Emotion numéro un: la terreur pure et pure.

Ensuite, au lieu d’un OB souriant plaçant mon nouveau bébé sur ma poitrine pour faire peau à peau après que mon mari a coupé le cordon, mon bébé a été amené à un réchauffeur et a eu un tube ET enfoncé dans sa gorge et a été emmené au USIN sans que je ne le regarde jamais.

Emotion numéro deux: désespérément dépourvu. J’étais une toute nouvelle mère, sans bébé pour me remplir les bras.

Finalement, après que mon mari ait suivi notre fils jusqu’à l’USIN, j’ai commencé à essayer de récupérer, de ramasser les morceaux et de nettoyer le gâchis qui était soudainement devenu ma vie. J’étais au lit, incapable de bouger grâce à ma péridurale (qui ne fonctionnait que sur le côté gauche), et j’avais une infirmière qui m’aidait à serrer mes seins pour recueillir suffisamment de colostrum pour donner à mon petit paquet dans une isolette à trois étages au-dessus de moi.

Émotion numéro trois: l’échec.

Je suis une femme. Littéralement la seule chose que mon corps est censé être capable de faire, la chose pour laquelle il a été fait, je ne pouvais pas le faire. J’avais l’impression d’avoir échoué tout le monde autour de moi, ma famille et mes amis, mon mari, mon fils et moi-même. Je n’ai jamais ressenti de pire sentiment d’échec dans ma vie. Un autre moment pour la boîte Memories I Never Wanted dans ma tête.

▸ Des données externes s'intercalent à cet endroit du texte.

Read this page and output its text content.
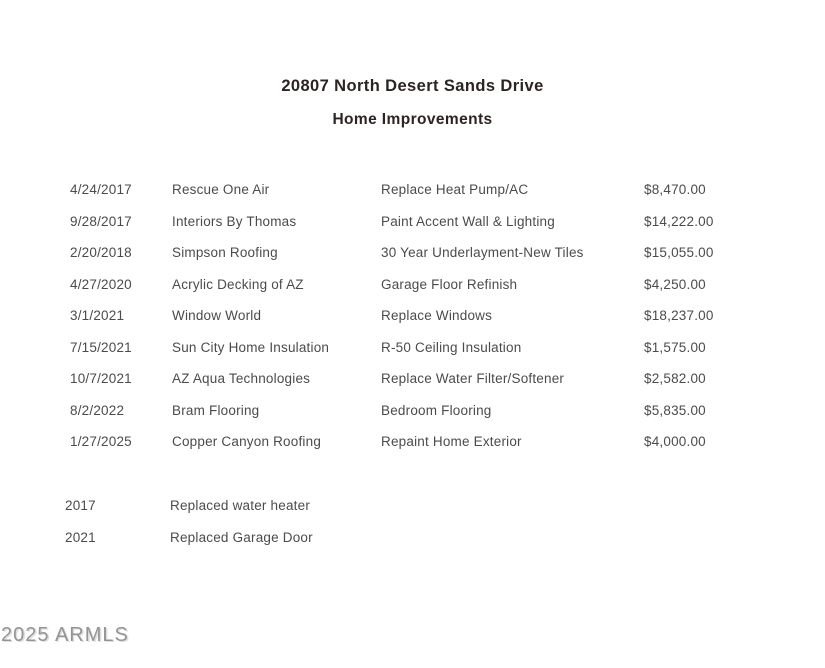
20807 North Desert Sands Drive
Home Improvements
4/24/2017	Rescue One Air	Replace Heat Pump/AC	$8,470.00
9/28/2017	Interiors By Thomas	Paint Accent Wall & Lighting	$14,222.00
2/20/2018	Simpson Roofing	30 Year Underlayment-New Tiles	$15,055.00
4/27/2020	Acrylic Decking of AZ	Garage Floor Refinish	$4,250.00
3/1/2021	Window World	Replace Windows	$18,237.00
7/15/2021	Sun City Home Insulation	R-50 Ceiling Insulation	$1,575.00
10/7/2021	AZ Aqua Technologies	Replace Water Filter/Softener	$2,582.00
8/2/2022	Bram Flooring	Bedroom Flooring	$5,835.00
1/27/2025	Copper Canyon Roofing	Repaint Home Exterior	$4,000.00
2017	Replaced water heater
2021	Replaced Garage Door
2025 ARMLS
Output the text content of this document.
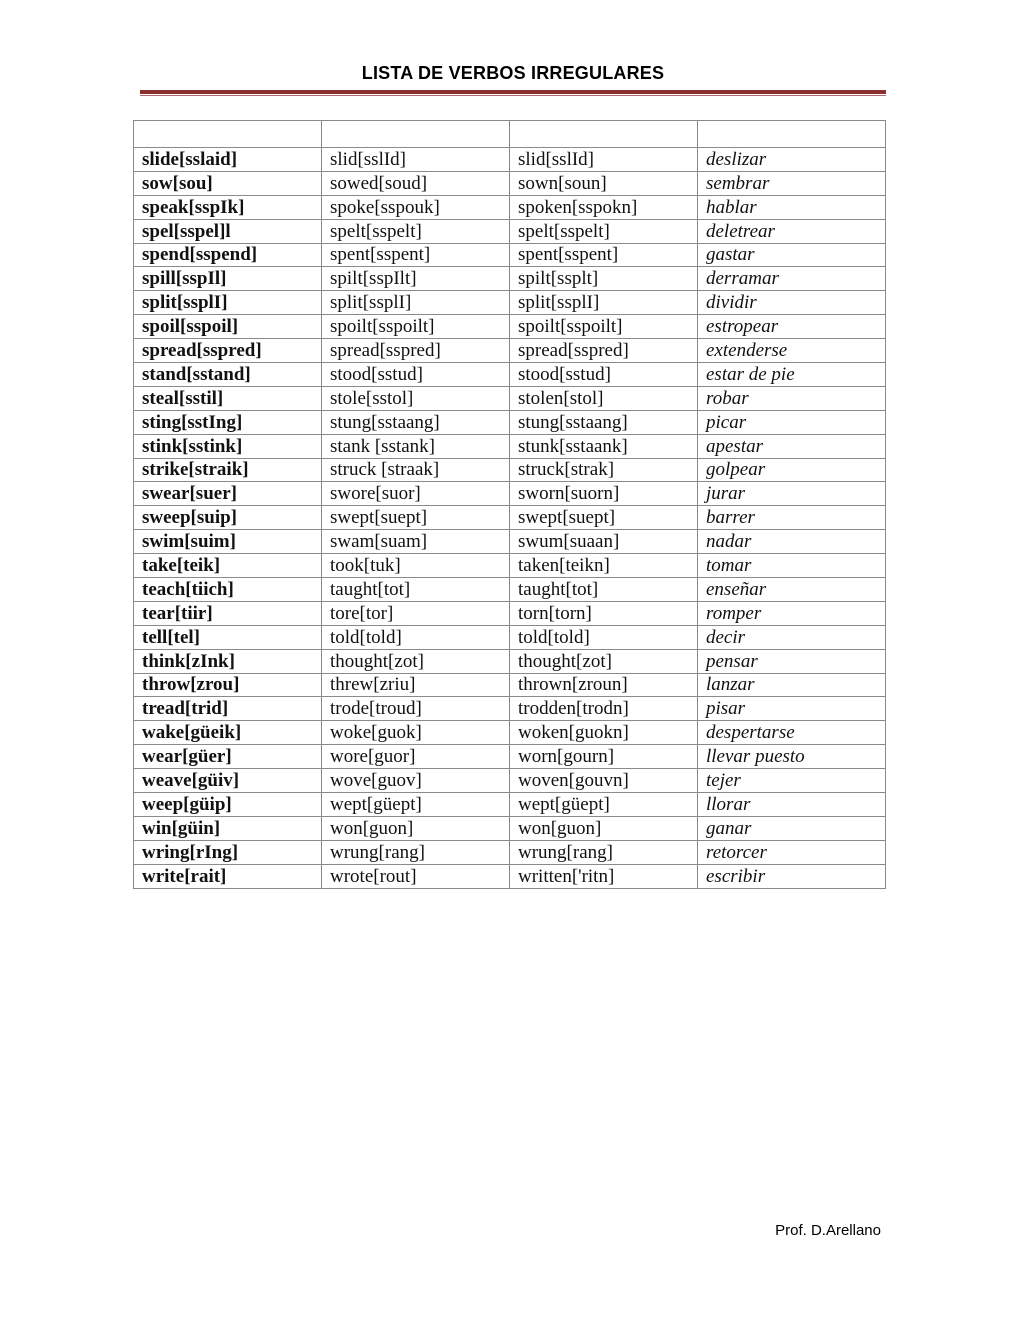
LISTA DE VERBOS IRREGULARES

slide[sslaid]	slid[sslId]	slid[sslId]	deslizar
sow[sou]	sowed[soud]	sown[soun]	sembrar
speak[sspIk]	spoke[sspouk]	spoken[sspokn]	hablar
spel[sspel]l	spelt[sspelt]	spelt[sspelt]	deletrear
spend[sspend]	spent[sspent]	spent[sspent]	gastar
spill[sspIl]	spilt[sspIlt]	spilt[ssplt]	derramar
split[ssplI]	split[ssplI]	split[ssplI]	dividir
spoil[sspoil]	spoilt[sspoilt]	spoilt[sspoilt]	estropear
spread[sspred]	spread[sspred]	spread[sspred]	extenderse
stand[sstand]	stood[sstud]	stood[sstud]	estar de pie
steal[sstil]	stole[sstol]	stolen[stol]	robar
sting[sstIng]	stung[sstaang]	stung[sstaang]	picar
stink[sstink]	stank [sstank]	stunk[sstaank]	apestar
strike[straik]	struck [straak]	struck[strak]	golpear
swear[suer]	swore[suor]	sworn[suorn]	jurar
sweep[suip]	swept[suept]	swept[suept]	barrer
swim[suim]	swam[suam]	swum[suaan]	nadar
take[teik]	took[tuk]	taken[teikn]	tomar
teach[tiich]	taught[tot]	taught[tot]	enseñar
tear[tiir]	tore[tor]	torn[torn]	romper
tell[tel]	told[told]	told[told]	decir
think[zInk]	thought[zot]	thought[zot]	pensar
throw[zrou]	threw[zriu]	thrown[zroun]	lanzar
tread[trid]	trode[troud]	trodden[trodn]	pisar
wake[güeik]	woke[guok]	woken[guokn]	despertarse
wear[güer]	wore[guor]	worn[gourn]	llevar puesto
weave[güiv]	wove[guov]	woven[gouvn]	tejer
weep[güip]	wept[güept]	wept[güept]	llorar
win[güin]	won[guon]	won[guon]	ganar
wring[rIng]	wrung[rang]	wrung[rang]	retorcer
write[rait]	wrote[rout]	written['ritn]	escribir
Prof. D.Arellano
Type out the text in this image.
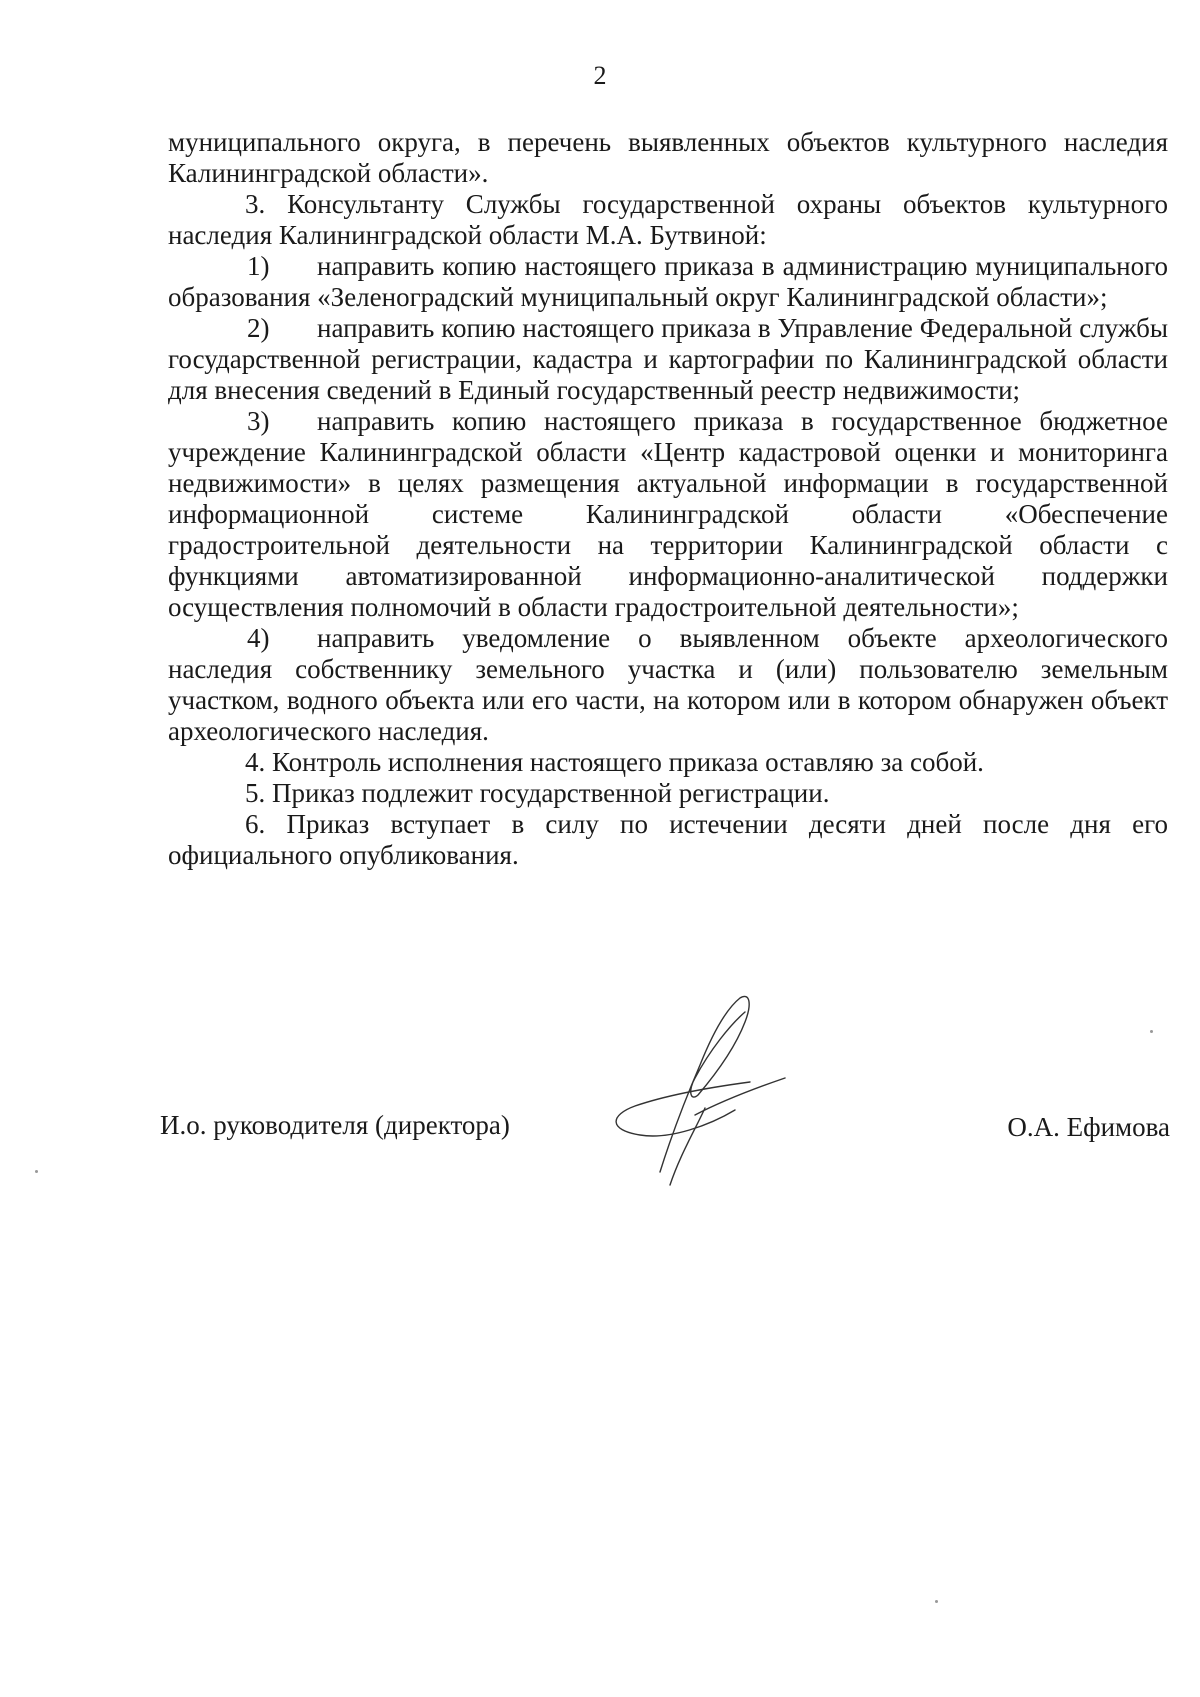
2

муниципального округа, в перечень выявленных объектов культурного наследия Калининградской области».

3. Консультанту Службы государственной охраны объектов культурного наследия Калининградской области М.А. Бутвиной:

1) направить копию настоящего приказа в администрацию муниципального образования «Зеленоградский муниципальный округ Калининградской области»;

2) направить копию настоящего приказа в Управление Федеральной службы государственной регистрации, кадастра и картографии по Калининградской области для внесения сведений в Единый государственный реестр недвижимости;

3) направить копию настоящего приказа в государственное бюджетное учреждение Калининградской области «Центр кадастровой оценки и мониторинга недвижимости» в целях размещения актуальной информации в государственной информационной системе Калининградской области «Обеспечение градостроительной деятельности на территории Калининградской области с функциями автоматизированной информационно-аналитической поддержки осуществления полномочий в области градостроительной деятельности»;

4) направить уведомление о выявленном объекте археологического наследия собственнику земельного участка и (или) пользователю земельным участком, водного объекта или его части, на котором или в котором обнаружен объект археологического наследия.

4. Контроль исполнения настоящего приказа оставляю за собой.

5. Приказ подлежит государственной регистрации.

6. Приказ вступает в силу по истечении десяти дней после дня его официального опубликования.

И.о. руководителя (директора)	О.А. Ефимова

Dans les heures qui ont suivi, j’ai retrouvé une sensation suffisante dans mes jambes pour être transféré dans un fauteuil roulant et emmené à l’étage pour rencontrer mon fils pour la première fois. C’est une autre expérience que j’ai du mal à exprimer. Aaron m’a fait sortir de l’ascenseur et me diriger vers un comptoir où je devais pratiquement me baigner dans un désinfectant pour les mains et par une porte que j’entrerais finalement des centaines de fois avec des centaines d’émotions différentes qui me traversaient. Nous sommes passés devant plusieurs petites pièces jusqu’à ce que nous arrivions à la chambre 4. La pièce qui serait ma petite maison pour les 122 prochains jours. La pièce où j’apprendrais à devenir mère. La pièce où je souhaitais mille choses différentes et pleurais pour mille raisons différentes. La chambre 4 est devenue notre maison.

Comme nous sommes entrés, nous avons dû nous désinfecter, puis l’adorable infirmière de nuit a baissé l’isolette Turners pour que je puisse le voir. Finalement. Après des heures à imaginer à quoi ressemblerait ce moment, je n’étais toujours pas préparé. Je n’avais jamais rien vu d’aussi petit et fragile. Cependant, je ne me suis pas rendu compte à ce moment-là que, même si mon petit fils avait l’air fragile, il finirait par être la personne la plus dure et la plus forte que j’aie jamais rencontrée. Alors que j’étais assise là, endolorie et épuisée, ils m’ont demandé si je voulais le toucher. Je ne me souviens pas avoir toujours voulu quelque chose de plus. J’ai ouvert la porte de cette boîte en plastique et j’ai ressenti une vague de chaleur et d’humidité. L’infirmière expliquait à mon mari et moi différentes choses à quoi s’attendre et comment toucher Turner sans lui faire de mal. Je pouvais à peine me forcer à l’entendre.

J’ai atteint dans une main tremblante et touché mon fils pour la première fois. À ce moment-là, je savais que le seul travail que j’avais au monde était de protéger cette toute petite vie. À ce moment-là, je suis devenue mère.